When I met him in the hotel lobby there was a group of congoers having a nice chat and they were still there when we got back past 23:00. We/I didn't join in since I'm tired, I've had a long day travelling and I want to settle in for a good night's sleep before the giant frenzy that's coming.

Registration begins at 07:00 and the first tutorial session begins a 08:30. As I type this the time is currently 23:35 - I seem to still be on UK time as I'm not very sleepy. I'll have a lay down and see if I fall asleep.

September 13, 2007

Getting ready for RailsConf Europe 2007

Filed under: RailsConfEurope, RailsConfEurope07 — Lisa Seelye @ 9:17 pm

Excuse the obnoxious tags (what's wrong with my 'railsconf' tag?) but in the nice newsletter I got they said to use these ones. Oh well. I do as I'm told.

Railsconf is just around the corner. I'm just getting myself ready to go. Tomorrow is my last day at work until October 1 so I'll have next week to take in Railsconf and a visit to friend in Canada (and recover from jet lag) before having to be back at work.

I've got my macbook all ready for my holiday: It's got rails project on it, postgresql installed, textmate, data for my project, source for Reve and other useful things.

Saturday will be last minute shopping and packing of suitcase and Sunday will be transit day!

I'm planning to attend all three days of Railsconf (giving Bratwurst on Rails a miss due to scheduling and the fact that I don't drink alcohol). I will attend the refactoring tutorial session as well as the Flex and Rails session.

It'll be interesting to see how they (Aslak Hellesøy and Børre Wessel) accomplish Flex integration. I can't wait to see how they deal with HTTPService's inherent stupidity and failure to comprehend HTTP Status codes.

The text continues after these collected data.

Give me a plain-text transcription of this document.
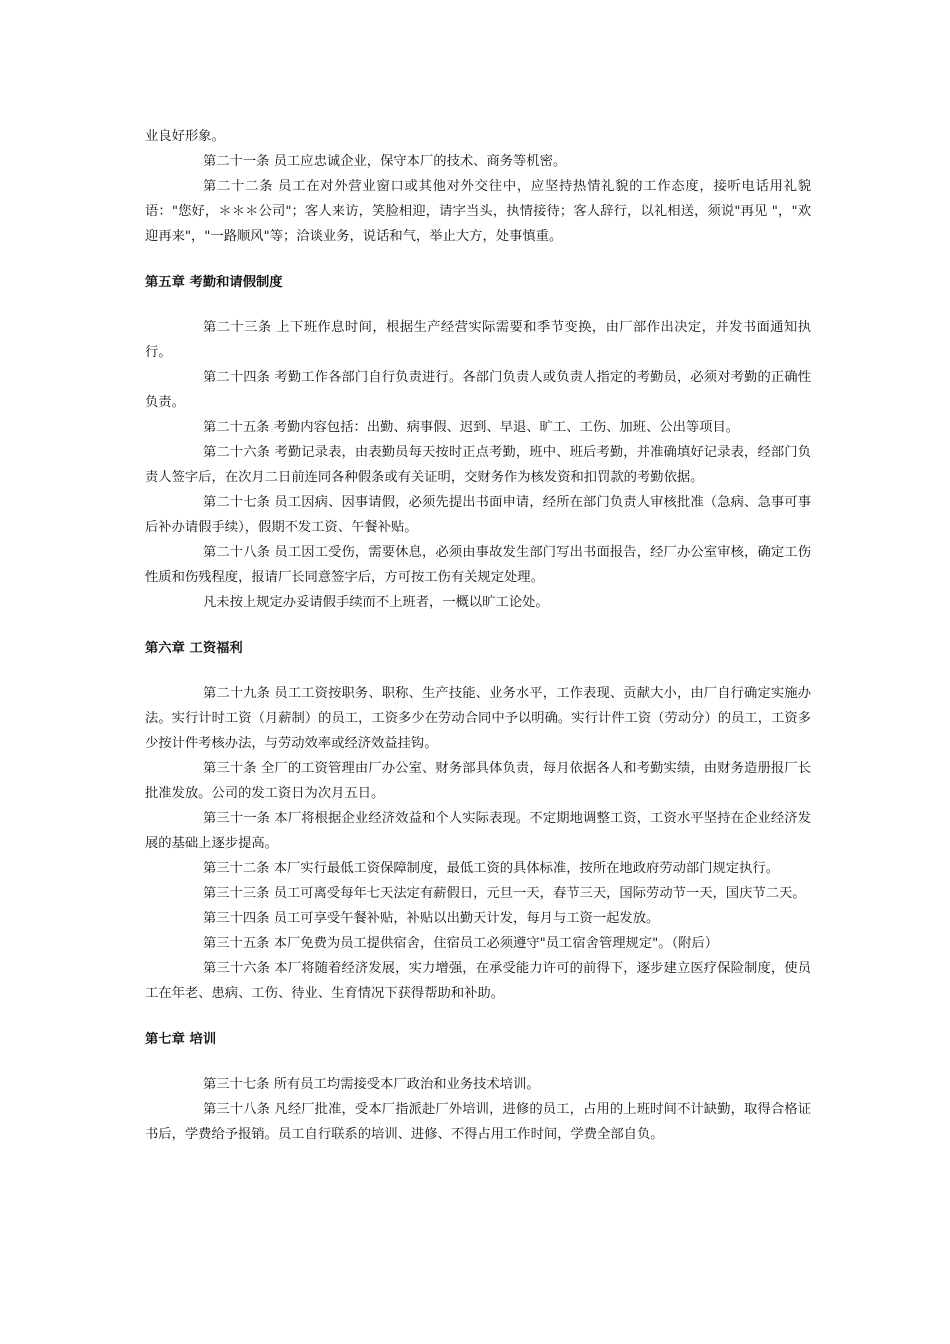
业良好形象。

第二十一条 员工应忠诚企业，保守本厂的技术、商务等机密。

第二十二条 员工在对外营业窗口或其他对外交往中，应坚持热情礼貌的工作态度，接听电话用礼貌语："您好，＊＊＊公司"；客人来访，笑脸相迎，请字当头，执情接待；客人辞行，以礼相送，须说"再见 "，"欢迎再来"，"一路顺风"等；洽谈业务，说话和气，举止大方，处事慎重。

第五章 考勤和请假制度

第二十三条 上下班作息时间，根据生产经营实际需要和季节变换，由厂部作出决定，并发书面通知执行。

第二十四条 考勤工作各部门自行负责进行。各部门负责人或负责人指定的考勤员，必须对考勤的正确性负责。

第二十五条 考勤内容包括：出勤、病事假、迟到、早退、旷工、工伤、加班、公出等项目。

第二十六条 考勤记录表，由表勤员每天按时正点考勤，班中、班后考勤，并准确填好记录表，经部门负责人签字后，在次月二日前连同各种假条或有关证明，交财务作为核发资和扣罚款的考勤依据。

第二十七条 员工因病、因事请假，必须先提出书面申请，经所在部门负责人审核批准（急病、急事可事后补办请假手续），假期不发工资、午餐补贴。

第二十八条 员工因工受伤，需要休息，必须由事故发生部门写出书面报告，经厂办公室审核，确定工伤性质和伤残程度，报请厂长同意签字后，方可按工伤有关规定处理。

凡未按上规定办妥请假手续而不上班者，一概以旷工论处。

第六章 工资福利

第二十九条 员工工资按职务、职称、生产技能、业务水平，工作表现、贡献大小，由厂自行确定实施办法。实行计时工资（月薪制）的员工，工资多少在劳动合同中予以明确。实行计件工资（劳动分）的员工，工资多少按计件考核办法，与劳动效率或经济效益挂钩。

第三十条 全厂的工资管理由厂办公室、财务部具体负责，每月依据各人和考勤实绩，由财务造册报厂长批准发放。公司的发工资日为次月五日。

第三十一条 本厂将根据企业经济效益和个人实际表现。不定期地调整工资，工资水平坚持在企业经济发展的基础上逐步提高。

第三十二条 本厂实行最低工资保障制度，最低工资的具体标准，按所在地政府劳动部门规定执行。

第三十三条 员工可离受每年七天法定有薪假日，元旦一天，春节三天，国际劳动节一天，国庆节二天。

第三十四条 员工可享受午餐补贴，补贴以出勤天计发，每月与工资一起发放。

第三十五条 本厂免费为员工提供宿舍，住宿员工必须遵守"员工宿舍管理规定"。（附后）

第三十六条 本厂将随着经济发展，实力增强，在承受能力许可的前得下，逐步建立医疗保险制度，使员工在年老、患病、工伤、待业、生育情况下获得帮助和补助。

第七章 培训

第三十七条 所有员工均需接受本厂政治和业务技术培训。

第三十八条 凡经厂批准，受本厂指派赴厂外培训，进修的员工，占用的上班时间不计缺勤，取得合格证书后，学费给予报销。员工自行联系的培训、进修、不得占用工作时间，学费全部自负。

WebORB integration should be interesting.

September 9, 2007

Yielding to Subversion

Filed under: subversion — Lisa Seelye @ 9:22 am

I failed in my svn migration. I kept getting checksum mismatches. Oh well.

I've admitted defeat and decided to just create a fresh blank repository and svn import my code.

Let this be a lesson: Use a proper SVN repository from the start and headaches will be avoided!